I like Joy Division, but like the Smiths I can only listen to them so much at one time.  That being said, I can never get enough of “Love Will Tear Us Apart”.  It’s one of the defining songs of post-punk and one of the best rock songs ever.  The song begins with a hypnotic bass-line that quickly propels the song along held down by mechanic drumming and swirling synthesizers as Ian Curtis sings in a cold, distant voice.  Yet, for his cool and removed demeanor, singer Ian Curtis is at his most exposed.  “As desperation takes hold,” Curtis sings, “Why is that something so good?  Just can’t function no more?”  Released just a month before Curtis’ suicide, it’s hard not to look at this song as a suicide note written to music.

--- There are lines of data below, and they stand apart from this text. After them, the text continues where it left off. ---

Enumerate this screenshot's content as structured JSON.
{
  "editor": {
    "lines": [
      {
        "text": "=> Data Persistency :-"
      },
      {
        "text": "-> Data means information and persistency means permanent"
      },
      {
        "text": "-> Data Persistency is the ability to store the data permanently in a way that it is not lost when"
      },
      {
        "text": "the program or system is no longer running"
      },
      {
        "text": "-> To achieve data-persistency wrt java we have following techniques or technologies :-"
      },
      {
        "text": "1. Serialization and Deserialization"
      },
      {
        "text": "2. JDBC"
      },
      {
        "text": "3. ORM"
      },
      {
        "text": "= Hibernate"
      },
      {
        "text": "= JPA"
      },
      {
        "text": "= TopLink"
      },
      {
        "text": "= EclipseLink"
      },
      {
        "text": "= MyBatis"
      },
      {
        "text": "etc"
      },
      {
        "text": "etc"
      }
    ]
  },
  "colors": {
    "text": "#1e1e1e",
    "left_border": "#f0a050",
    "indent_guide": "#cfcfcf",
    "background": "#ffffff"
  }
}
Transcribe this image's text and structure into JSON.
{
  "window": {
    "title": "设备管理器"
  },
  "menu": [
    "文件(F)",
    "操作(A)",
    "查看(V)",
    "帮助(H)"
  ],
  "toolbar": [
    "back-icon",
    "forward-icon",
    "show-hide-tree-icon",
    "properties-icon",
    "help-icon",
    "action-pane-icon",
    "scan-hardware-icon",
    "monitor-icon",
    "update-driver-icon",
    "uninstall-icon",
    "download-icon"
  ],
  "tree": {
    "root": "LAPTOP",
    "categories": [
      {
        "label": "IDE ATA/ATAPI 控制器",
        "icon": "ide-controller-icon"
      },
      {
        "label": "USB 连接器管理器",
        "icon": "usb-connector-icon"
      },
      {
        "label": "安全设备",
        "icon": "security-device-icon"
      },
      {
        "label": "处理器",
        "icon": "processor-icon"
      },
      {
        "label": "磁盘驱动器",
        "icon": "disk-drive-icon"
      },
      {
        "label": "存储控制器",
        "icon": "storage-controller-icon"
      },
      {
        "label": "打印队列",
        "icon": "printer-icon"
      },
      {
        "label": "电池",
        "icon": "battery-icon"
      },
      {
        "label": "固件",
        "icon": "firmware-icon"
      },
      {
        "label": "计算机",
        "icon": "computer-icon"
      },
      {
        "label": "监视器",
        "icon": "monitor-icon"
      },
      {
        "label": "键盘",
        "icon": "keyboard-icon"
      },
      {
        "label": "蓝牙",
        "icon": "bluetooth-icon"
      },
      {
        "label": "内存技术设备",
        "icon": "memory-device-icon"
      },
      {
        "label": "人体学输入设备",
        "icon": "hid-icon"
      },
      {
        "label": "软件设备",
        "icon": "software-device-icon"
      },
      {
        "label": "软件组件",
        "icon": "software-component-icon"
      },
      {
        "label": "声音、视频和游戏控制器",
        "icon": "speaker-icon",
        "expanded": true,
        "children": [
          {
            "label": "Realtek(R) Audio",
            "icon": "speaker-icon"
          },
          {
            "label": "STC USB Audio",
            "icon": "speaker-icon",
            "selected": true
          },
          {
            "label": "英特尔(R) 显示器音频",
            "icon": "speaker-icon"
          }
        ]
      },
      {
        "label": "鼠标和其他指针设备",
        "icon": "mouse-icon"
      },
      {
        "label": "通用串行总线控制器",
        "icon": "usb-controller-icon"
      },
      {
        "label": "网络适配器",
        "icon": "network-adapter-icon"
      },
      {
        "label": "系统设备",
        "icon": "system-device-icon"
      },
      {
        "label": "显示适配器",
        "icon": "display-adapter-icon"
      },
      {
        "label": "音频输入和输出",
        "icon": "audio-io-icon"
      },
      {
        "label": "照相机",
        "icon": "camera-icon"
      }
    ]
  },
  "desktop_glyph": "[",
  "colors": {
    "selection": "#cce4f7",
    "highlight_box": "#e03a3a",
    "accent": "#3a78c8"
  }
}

This is the sound of a man at the end of his rope.  He knows that despite his best attempts, even love (believed by many to be the most powerful force in the world) can no longer keep him at bay.  It is in fact the very thing that is driving him away from the person he wants to be, and the woman he wants to be with.  And even sadder, is the fact that this has happened before.  During the chorus Curtis sings “Love, love will tear us apart.”  And then repeats the same words ending the phrase this time with “again”.    Any attempt of reconcile is thrown out the door.

Like Elliot Smith, it’s a shame that Ian Curtis was such a tortured soul who created such great music.